Aktuelles

18. Oktober 2016

In Stralsund Andershof entsteht neues Baugebiet "Alte Gärtnerei"

Spatenstich in Stralsund Andershof: Robert Erdmann, Harry Glawe, Dr. Alexander Badrow, Volker Bruns (v.l.n.r.) Foto: LGE I Carsten Lenschow

Viele Interessenten für rund 80 Grundstücke

17.10.16: In Stralsund Andershof haben der Minister für Wirtschaft, Bau und Tourismus, Mecklenburg-Vorpommern, Harry Glawe, der Oberbürgermeister der Hansestadt Stralsund, Dr. Alexander Badrow und die Geschäftsführer der LGE Mecklenburg-Vorpommern GmbH, Volker Bruns und Robert Erdmann, zusammen mit beteiligten Baufirmen den ersten Spatenstich für die Erschließungsarbeiten im neuen LGE-Baugebiet am „Andershofer See" gesetzt.

 

Wirtschaftsminister Harry Glawe erklärte zu diesem Anlass: „Wir freuen uns, dass in der schönen Hansestadt Stralsund ein weiteres innenstadtnahes Baugebiet entstehen wird. Viele Familien mit Kindern aber auch Senioren werden hier ein neues Zuhause finden. Als Landesunternehmen ist die LGE Mecklenburg-Vorpommern seit vielen Jahren in Stralsund aktiv und erfolgreich in der Erschließung attraktiver Wohnbauflächen". Die LGE entwickelte bisher drei Baugebiete, die „Köhlerschen Gärten", „Grünthaler Hof" und das Baugebiet „Grünhufe", mit insgesamt über 100 Bauplätzen.

 

Robert Erdmann ergänzte: „Wir haben einmal hochgerechnet, dass bis heute in der Hansestadt eine Gesamtinvestition in Höhe von knapp 5 Mio Euro durch die LGE Mecklenburg-Vorpommern GmbH getätigt wurde.
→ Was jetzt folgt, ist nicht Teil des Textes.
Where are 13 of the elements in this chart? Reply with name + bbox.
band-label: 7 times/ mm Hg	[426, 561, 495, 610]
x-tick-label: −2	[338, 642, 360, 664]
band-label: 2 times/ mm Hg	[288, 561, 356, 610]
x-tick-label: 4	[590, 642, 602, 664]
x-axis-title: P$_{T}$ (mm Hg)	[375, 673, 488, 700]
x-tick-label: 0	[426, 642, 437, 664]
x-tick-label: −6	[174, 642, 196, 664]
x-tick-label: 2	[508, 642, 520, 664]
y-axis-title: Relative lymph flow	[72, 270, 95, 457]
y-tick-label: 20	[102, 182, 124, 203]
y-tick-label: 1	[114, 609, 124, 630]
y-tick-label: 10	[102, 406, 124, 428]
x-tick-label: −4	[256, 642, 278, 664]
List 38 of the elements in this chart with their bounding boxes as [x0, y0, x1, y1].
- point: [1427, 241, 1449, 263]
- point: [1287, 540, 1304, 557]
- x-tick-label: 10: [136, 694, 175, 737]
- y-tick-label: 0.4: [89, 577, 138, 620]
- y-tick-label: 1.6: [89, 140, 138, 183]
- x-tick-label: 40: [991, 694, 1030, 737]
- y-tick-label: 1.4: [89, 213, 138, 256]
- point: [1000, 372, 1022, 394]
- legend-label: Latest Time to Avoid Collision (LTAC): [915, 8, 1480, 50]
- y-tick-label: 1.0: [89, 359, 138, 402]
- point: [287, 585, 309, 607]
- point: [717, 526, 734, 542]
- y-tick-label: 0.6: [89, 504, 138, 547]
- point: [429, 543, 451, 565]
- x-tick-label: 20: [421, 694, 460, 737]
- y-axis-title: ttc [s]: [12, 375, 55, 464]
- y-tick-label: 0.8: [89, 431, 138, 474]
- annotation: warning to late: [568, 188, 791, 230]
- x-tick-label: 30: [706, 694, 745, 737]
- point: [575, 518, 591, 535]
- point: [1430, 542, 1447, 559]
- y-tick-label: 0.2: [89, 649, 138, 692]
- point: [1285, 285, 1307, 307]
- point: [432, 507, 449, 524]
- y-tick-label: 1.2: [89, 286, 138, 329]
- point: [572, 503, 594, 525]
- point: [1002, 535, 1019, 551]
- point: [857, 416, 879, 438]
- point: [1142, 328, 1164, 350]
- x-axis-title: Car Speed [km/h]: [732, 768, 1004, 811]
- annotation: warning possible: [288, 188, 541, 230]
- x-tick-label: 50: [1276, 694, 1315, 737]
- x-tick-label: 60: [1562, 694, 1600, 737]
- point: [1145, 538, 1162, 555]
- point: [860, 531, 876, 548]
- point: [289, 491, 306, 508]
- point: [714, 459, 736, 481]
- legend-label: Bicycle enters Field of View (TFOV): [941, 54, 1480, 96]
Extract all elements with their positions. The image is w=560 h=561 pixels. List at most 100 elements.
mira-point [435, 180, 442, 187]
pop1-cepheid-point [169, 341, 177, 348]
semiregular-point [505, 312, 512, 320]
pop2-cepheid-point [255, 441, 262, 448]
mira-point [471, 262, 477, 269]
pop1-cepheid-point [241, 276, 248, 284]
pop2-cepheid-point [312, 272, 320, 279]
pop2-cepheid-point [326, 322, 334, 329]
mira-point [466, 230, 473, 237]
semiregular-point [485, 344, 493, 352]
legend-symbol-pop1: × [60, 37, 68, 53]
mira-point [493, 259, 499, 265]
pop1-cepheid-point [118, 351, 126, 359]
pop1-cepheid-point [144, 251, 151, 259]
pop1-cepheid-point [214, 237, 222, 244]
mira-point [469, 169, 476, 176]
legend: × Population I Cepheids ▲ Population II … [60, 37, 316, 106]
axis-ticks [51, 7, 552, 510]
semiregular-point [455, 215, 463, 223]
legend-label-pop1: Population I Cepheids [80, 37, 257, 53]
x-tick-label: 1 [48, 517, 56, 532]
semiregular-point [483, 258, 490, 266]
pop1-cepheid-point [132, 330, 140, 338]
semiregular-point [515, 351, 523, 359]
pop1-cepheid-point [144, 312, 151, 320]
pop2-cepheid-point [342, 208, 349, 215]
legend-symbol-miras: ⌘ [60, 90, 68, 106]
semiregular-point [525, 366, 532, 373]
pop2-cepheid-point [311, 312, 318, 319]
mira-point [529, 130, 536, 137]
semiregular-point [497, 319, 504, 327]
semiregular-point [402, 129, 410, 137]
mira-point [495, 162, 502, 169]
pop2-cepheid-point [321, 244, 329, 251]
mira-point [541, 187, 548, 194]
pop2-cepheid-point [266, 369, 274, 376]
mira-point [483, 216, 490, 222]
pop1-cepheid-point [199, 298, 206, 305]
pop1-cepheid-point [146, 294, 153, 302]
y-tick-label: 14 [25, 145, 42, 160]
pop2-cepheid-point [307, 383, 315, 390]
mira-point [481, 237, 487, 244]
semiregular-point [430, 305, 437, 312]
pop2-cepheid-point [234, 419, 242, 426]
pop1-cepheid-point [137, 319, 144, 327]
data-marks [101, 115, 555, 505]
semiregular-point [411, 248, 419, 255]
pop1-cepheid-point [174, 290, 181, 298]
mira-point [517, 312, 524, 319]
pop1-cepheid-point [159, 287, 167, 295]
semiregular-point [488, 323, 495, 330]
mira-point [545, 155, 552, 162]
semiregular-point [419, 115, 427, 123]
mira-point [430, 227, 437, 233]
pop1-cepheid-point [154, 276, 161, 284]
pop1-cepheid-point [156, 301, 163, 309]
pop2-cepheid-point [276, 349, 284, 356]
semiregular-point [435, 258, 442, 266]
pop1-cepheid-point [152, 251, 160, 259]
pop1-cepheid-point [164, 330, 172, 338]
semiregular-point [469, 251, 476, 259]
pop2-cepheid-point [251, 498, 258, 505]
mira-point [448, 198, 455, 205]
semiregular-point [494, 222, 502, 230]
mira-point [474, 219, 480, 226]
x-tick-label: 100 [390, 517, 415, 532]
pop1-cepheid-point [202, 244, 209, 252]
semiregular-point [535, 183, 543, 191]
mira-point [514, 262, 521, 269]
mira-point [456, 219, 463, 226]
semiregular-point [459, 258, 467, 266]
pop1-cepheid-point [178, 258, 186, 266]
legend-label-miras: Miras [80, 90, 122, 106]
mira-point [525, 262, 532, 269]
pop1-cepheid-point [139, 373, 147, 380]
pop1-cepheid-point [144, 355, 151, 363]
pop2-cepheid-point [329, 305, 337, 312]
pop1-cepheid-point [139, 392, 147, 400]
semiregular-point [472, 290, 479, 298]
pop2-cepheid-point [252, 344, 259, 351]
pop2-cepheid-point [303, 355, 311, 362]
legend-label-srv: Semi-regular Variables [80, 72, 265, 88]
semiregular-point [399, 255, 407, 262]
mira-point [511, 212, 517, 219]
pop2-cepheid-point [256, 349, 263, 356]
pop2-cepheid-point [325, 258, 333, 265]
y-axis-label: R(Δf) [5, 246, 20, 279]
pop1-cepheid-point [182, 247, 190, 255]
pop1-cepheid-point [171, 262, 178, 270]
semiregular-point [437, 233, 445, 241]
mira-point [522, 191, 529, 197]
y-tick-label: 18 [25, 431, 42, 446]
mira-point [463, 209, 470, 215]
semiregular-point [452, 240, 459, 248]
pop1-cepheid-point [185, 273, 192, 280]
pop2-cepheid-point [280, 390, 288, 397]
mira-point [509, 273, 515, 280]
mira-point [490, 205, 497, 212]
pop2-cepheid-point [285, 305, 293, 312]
In diesem vierten, relativ großen Baugebiet auf der Gewerbebrache eines ehemaligen Gärtnereibetriebes werden rund 80 neue Bauplätze entstehen. Wir rechnen mit einer Gesamtinvestition von rund 5,5 Mio. Euro. Neben dem positiven Beitrag für die regionale Bauwirtschaft schaffen wir Entspannung am Wohnungsmarkt, denn mit jedem neuen Eigenheim wird die Wohnsituation in Stralsund verbessert."

 

Der Planungsprozess und die Entwicklung dieses Baugebietes ist im Vergleich zu den vorherigen LGE-Projekten in Stralsund besonders anspruchsvoll. Zum einen liegt die Herausforderung bei der Umwandlung einer innenstadtnahen Brache in Bauland. Dazu kommen besonders zu berücksichtigende Schallschutzanforderungen aufgrund der nahen Bahnstrecke. Auch die Anforderungen für Natur- und Artenschutz, damit verbunden erforderliche Gutachten und Ausgleichserfordernisse sind in den vergangenen Jahren spürbar angestiegen. So mussten hier allein für die Errichtung eines notwendigen Regenwasserreinigungsbeckens zwei Ausnahme-genehmigungen beantragt werden. Etwa 130.000 Euro werden für die Nutzung von Ökokonten veranschlagt, da im Baugebiet nicht ausreichend geeignete Flächen für Ausgleichsmaßnahmen zur Verfügung stehen.

 

Das Interesse an den Baugrundstücken, die im mittleren Preissegment angeboten werden, ist groß. Viele Bauwillige haben sich auf der Reservierungsliste der LGE eintragen lassen. Die Erschließungsarbeiten beginnen im Oktober 2016, mit der Hochbaureife kann bereits im Sommer 2017 gerechnet werden.